Do trabalho precário ao desemprego
Uma cadeia internacional de relações comerciais com Hong Kong, Taiwan e Coréia do Sul, num primeiro momento levou Dongguan a multiplicar suas fábricas e empregos, na fase atual a queda nas compras provoca demissões em massa e rupturas de contratos de locação de fabricas locais pelos estrangeirosTristan de Bourbon
Os mais diversos zumbidos tomam conta das ruas de Chenghai desde a primeira hora do dia. Nesse distrito administrativo da cidade de Shantou, situada no extremo leste da província do Guangdong, na China, a vida fervilha.

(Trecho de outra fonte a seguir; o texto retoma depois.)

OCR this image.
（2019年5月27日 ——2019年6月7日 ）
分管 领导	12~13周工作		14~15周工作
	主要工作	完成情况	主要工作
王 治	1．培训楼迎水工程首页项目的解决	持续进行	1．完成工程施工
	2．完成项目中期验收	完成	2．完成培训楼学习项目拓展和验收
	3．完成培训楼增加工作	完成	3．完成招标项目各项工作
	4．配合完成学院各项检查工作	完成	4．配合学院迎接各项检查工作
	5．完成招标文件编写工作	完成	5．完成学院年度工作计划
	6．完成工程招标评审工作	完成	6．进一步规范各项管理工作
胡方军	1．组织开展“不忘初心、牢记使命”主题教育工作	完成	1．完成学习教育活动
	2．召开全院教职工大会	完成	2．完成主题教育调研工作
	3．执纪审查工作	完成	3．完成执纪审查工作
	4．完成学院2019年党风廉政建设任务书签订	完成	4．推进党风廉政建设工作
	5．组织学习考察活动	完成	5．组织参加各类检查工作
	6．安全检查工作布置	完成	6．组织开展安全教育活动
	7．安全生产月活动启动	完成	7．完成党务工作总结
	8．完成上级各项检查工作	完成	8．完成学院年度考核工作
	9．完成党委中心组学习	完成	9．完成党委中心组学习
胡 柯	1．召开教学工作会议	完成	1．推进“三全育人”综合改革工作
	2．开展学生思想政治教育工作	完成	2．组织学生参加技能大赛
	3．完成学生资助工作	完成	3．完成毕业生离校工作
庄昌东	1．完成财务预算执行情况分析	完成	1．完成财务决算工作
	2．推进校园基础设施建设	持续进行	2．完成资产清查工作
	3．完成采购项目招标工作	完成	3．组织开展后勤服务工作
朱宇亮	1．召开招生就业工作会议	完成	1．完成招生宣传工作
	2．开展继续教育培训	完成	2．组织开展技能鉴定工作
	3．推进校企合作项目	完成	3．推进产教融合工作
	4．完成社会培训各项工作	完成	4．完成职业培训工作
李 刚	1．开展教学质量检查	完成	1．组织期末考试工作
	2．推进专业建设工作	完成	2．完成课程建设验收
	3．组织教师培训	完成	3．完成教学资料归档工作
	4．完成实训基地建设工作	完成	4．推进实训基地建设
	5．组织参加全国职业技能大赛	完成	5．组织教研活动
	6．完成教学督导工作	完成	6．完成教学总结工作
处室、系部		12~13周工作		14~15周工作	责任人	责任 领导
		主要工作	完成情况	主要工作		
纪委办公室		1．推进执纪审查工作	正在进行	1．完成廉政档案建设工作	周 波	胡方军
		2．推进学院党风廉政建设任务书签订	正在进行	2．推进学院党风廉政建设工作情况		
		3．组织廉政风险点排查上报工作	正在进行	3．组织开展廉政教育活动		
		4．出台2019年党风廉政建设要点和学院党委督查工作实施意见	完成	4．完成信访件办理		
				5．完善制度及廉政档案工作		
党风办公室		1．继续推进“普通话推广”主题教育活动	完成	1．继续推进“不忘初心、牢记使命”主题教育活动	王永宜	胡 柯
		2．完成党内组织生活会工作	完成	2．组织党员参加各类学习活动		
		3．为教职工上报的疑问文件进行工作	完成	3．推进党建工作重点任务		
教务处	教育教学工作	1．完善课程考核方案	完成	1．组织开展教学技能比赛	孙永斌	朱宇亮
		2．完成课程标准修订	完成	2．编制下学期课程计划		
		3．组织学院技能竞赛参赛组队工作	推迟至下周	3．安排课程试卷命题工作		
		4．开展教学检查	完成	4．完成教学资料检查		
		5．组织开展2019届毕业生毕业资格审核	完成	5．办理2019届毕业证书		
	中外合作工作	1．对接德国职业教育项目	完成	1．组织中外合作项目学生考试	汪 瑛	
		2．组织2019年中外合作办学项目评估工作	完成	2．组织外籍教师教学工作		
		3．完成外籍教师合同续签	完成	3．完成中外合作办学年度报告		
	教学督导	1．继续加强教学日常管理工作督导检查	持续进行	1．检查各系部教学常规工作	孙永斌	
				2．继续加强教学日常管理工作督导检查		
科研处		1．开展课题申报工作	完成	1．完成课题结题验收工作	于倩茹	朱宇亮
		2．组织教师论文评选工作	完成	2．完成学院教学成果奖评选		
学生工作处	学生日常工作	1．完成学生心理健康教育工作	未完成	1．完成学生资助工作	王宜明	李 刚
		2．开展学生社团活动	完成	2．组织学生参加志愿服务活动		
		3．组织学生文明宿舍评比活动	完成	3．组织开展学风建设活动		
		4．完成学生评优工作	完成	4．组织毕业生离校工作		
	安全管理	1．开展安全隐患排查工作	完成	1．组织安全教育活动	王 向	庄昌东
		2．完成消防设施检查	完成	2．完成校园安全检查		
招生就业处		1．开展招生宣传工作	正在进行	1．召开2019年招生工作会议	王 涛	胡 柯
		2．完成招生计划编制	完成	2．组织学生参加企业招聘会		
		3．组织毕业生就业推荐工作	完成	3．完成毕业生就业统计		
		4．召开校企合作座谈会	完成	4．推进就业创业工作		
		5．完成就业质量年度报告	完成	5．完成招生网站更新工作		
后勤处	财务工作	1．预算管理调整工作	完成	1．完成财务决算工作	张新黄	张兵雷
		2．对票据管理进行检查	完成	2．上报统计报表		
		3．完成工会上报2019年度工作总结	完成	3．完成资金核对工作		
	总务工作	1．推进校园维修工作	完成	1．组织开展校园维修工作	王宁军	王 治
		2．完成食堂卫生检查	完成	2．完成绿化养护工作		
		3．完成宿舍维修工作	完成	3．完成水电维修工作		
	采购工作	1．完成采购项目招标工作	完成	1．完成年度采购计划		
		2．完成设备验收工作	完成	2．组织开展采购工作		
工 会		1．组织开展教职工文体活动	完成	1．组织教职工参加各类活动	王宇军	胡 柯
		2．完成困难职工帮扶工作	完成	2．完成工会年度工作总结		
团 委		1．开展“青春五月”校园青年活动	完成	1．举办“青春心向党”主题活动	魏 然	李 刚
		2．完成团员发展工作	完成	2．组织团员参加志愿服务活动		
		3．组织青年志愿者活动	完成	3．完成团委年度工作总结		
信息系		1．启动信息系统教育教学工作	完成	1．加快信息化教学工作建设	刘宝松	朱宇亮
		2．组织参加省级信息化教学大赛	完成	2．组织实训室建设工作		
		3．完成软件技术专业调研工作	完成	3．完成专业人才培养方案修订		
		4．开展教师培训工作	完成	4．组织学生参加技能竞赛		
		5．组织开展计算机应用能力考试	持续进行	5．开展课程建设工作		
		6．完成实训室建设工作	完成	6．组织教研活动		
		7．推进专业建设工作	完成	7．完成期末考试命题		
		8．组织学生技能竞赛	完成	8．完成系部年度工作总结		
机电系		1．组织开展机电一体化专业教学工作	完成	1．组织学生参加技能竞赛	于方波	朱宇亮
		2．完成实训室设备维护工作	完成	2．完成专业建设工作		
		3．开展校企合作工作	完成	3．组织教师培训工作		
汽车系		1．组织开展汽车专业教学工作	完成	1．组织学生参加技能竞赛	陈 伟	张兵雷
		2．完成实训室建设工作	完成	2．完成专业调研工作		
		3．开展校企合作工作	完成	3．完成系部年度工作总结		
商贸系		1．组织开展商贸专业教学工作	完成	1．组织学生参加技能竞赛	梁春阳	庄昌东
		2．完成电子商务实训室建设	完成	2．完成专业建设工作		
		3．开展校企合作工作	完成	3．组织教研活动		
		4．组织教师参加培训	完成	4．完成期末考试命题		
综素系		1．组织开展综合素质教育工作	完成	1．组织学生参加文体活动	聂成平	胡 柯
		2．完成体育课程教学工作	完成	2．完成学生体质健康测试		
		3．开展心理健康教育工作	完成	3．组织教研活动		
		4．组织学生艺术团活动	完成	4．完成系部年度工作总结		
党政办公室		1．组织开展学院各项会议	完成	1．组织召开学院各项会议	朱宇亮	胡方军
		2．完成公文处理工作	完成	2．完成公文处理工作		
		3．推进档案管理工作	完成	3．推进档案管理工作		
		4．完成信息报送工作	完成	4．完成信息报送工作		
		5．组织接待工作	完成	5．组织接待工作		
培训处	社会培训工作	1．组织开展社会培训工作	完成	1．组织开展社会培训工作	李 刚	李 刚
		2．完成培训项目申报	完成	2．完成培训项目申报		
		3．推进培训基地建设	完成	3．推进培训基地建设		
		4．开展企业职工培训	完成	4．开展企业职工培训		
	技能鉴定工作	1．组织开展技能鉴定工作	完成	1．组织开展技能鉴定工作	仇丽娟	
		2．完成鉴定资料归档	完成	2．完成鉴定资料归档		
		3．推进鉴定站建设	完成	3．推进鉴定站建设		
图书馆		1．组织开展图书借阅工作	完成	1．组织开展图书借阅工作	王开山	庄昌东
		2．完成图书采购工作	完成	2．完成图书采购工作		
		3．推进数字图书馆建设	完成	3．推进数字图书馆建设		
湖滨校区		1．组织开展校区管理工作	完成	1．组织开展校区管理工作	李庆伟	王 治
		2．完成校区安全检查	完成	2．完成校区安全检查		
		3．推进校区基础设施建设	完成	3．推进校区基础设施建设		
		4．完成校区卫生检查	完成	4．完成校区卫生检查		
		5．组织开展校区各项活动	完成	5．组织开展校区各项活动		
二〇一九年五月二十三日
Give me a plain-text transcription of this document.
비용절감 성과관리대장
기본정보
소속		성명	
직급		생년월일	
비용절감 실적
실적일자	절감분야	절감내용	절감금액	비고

Os riquixás avançam na contramão, ziguezagueando entre as fileiras de carros. As motos desafiam a gravidade transportando dezenas de pacotes ao mesmo tempo. Caminhões cruzam as avenidas lotados de caixas de papelão destinadas ao porto mais próximo ou repletos de cargas pesadas que devem viajar pelas estradas do país.
Salvo durante a pausa para o almoço, com frequência seguida por um cochilo, a intensidade da atividade local nunca arrefece, seguindo até o pôr do sol.
Nos intervalos entre os turnos das fábricas, milhares de operários aparecem na cidade. Formam grupos de dois ou três, circulam pelas lojas de departamentos nos centros comerciais, almoçam sentados sobre papelões ou em banquinhos e descansam à sombra das árvores, onde também costumam jogar cartas ou dados.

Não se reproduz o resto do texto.